By Adeena Nagib
Before every floorball match, 22-year-old Muhammad Khalis Rizauddin will put Ray Jones Jr’s Can’t Be Touched on repeat to get him in the mood for the game.
“When I listen to it, I feel unstoppable,” said the NTU floorballer, a second-year School of Mechanical and Aerospace Engineering student.
“I can relate to the lyrics because I play as a defender, and it reminds me that I can’t be touched, can’t be stopped and can’t be moved,” he added, mimicking the song’s lyrics.
For Khalis, listening to the chorus helps him to focus and toughen up the moment he steps onto the court.
“Once, I didn’t have time to listen to the song and I didn’t play well. I wasn’t ready nor at the top of my game.
“Since then, I have never played a game without listening to it,” he said.
While Khalis’ pre-match ritual may raise an eyebrow or two, it is not uncommon for athletes — both amateurs and professionals — to habitually perform such routines as they believe it helps them perform better.
Even British runner and four-time Olympic gold medallist Sir Mo Farah routinely shaves his head and drinks a cup of coffee 20 minutes before each race.
Superstitions like these are almost always arbitrary and discovered by accident, but are a crucial part of an athlete’s preparations before they compete.
These consistent and purposeful actions, ranging from what athletes eat, do, listen to or wear, are calculated to best prepare their mental and physical states. In turn, this has been believed to translate to a better performance in matches.
While some routines, like consuming carbohydrate-heavy food the day before a match to boost one’s energy levels, are backed up scientifically, others such as putting on one’s right boot first before the left, have inconsequential results.
Despite this, athletes continue to perform their pre-game antics to achieve a sense of control.
Hockey player Hannah Tan Ismail, 20, does not wash her shin pads until after the end of a season.
The second-year Nanyang Business School student, who represented Singapore at the Southeast Asian Games this year, adopted her superstition from her secondary school teammates and has stuck by it for the past six years.
“It feels like I’ll be washing my hard efforts from training away,” said Tan.
NTU women’s football team captain Fatin Aqillah, 22, ensures she eats a plate of nasi rawon before each match.

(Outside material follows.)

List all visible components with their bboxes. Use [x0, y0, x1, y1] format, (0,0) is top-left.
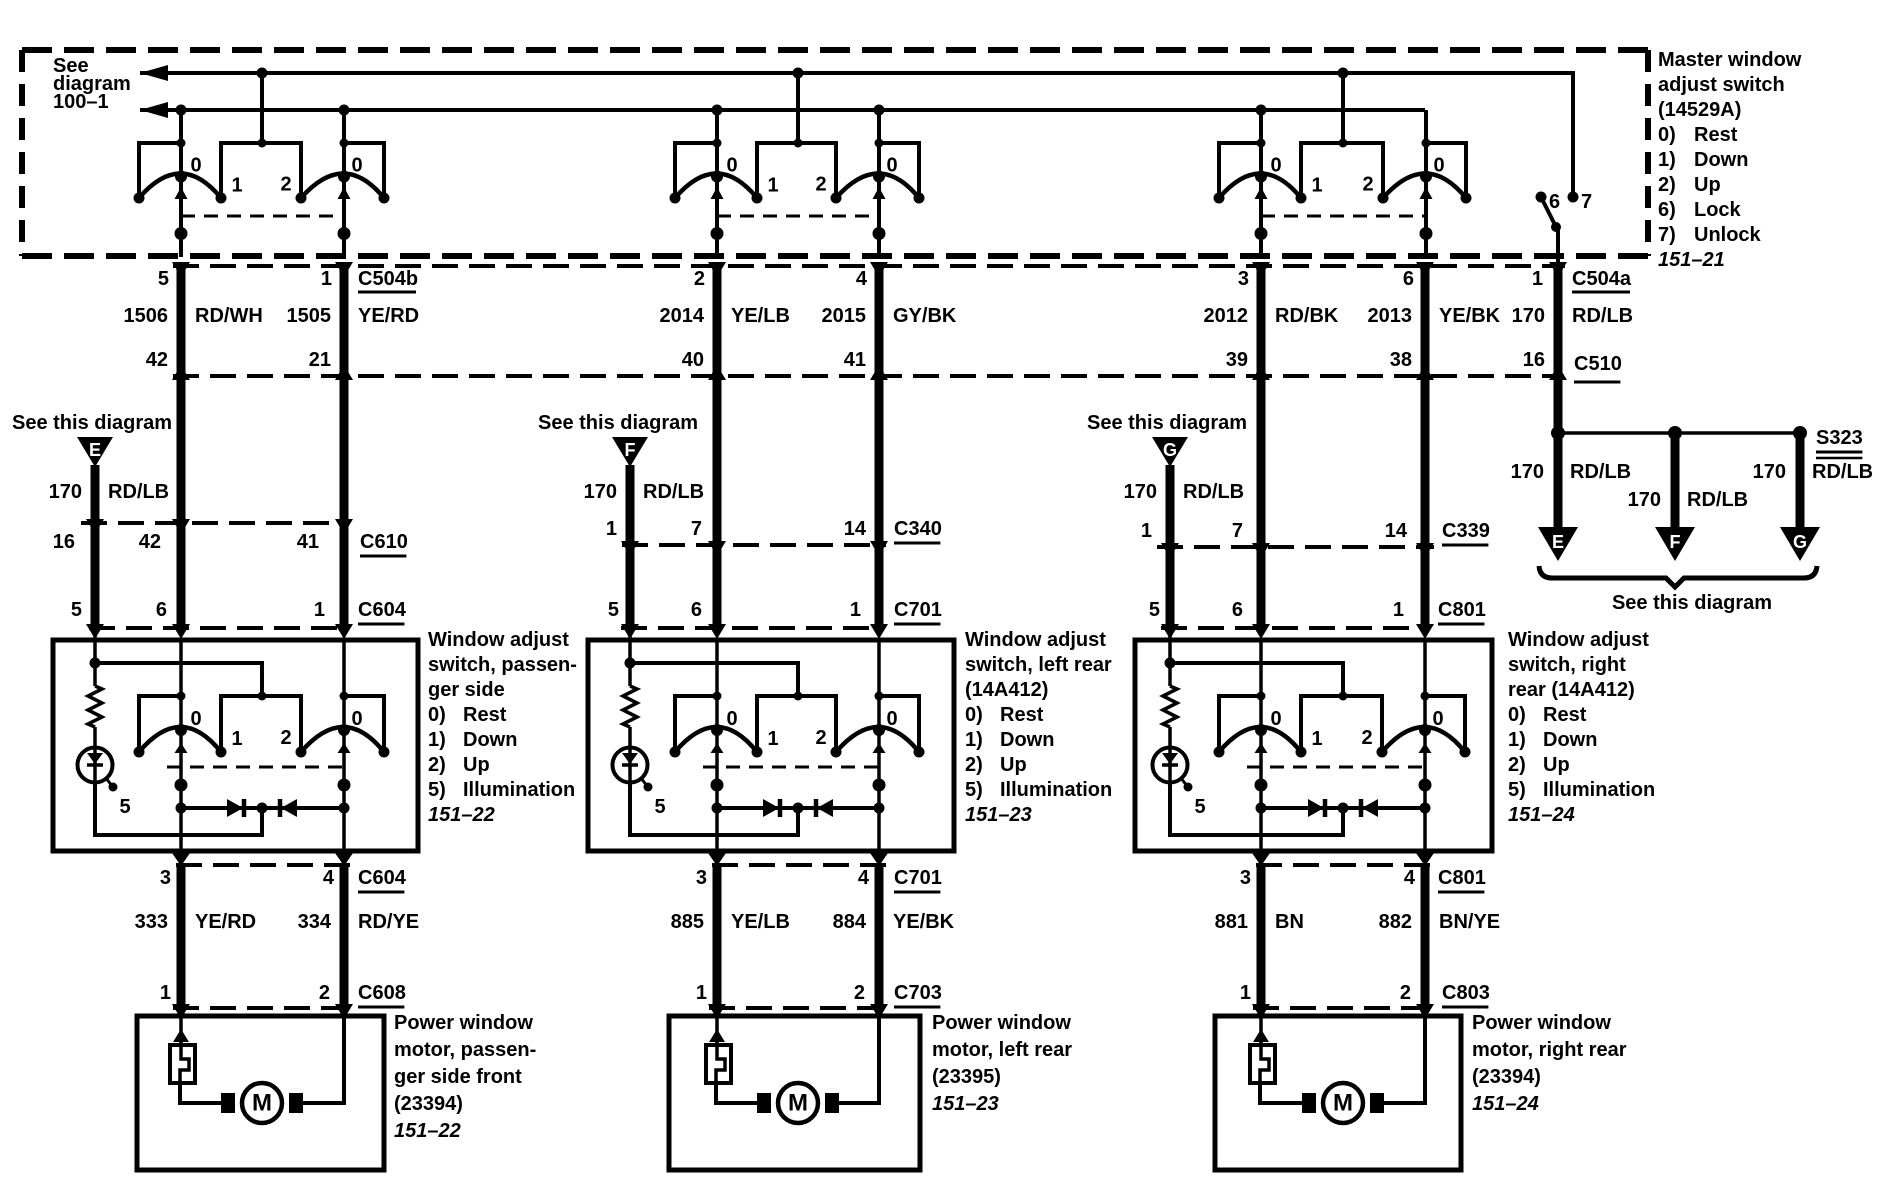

Nasi rawon is an Indonesian dish comprising white rice and beef stew.
“The first time I ate nasi rawon before a match was against one of the top teams in the Women’s Premier League. My teammates were amazed at how well I performed,” said the final-year student from Sports Science and Management (SSM).
“When I don’t eat it, I feel weird and like something is missing.
“I know it’s psychological but in games, once your body gets tired, the mind needs to be strong. Nasi rawon gives me that sense of comfort,” added Fatin.
Dr Nick Aplin, a senior lecturer at SSM, found superstitions such as the one Fatin holds to be “fairly typical”.
“It’s not unusual with sportsmen because it’s all about re-creating a successful mindset,” said Dr Aplin, who conducts lectures on the sociology and history of sports in SSM.
He added: “The idea of a superstition is part of a sensible cognitive strategy that helps athletes be prepared, focused and even confident.”
Dr Aplin encourages athletes to continue practising their quirky pre-game routines, only if they help in performance.
“It doesn’t matter how inconsequential one’s superstition is because it acts as a trigger. The actual significance of the action is not the most important, but the effect is,” he said.
That said, for Hall of Residence 3 softballer Tan Yi Zhen, 20, superstitions will not affect her game.
Tan, who used to play for the Singapore Combined Schools — a team comprising the top school players in Singapore — said: “It’s quite ridiculous if someone loses confidence should they misplace a hat, for example.”
The second-year student from the School of Physical and Mathematical Sciences added: “ If you’re fully prepared, you wouldn’t need the extra luck.”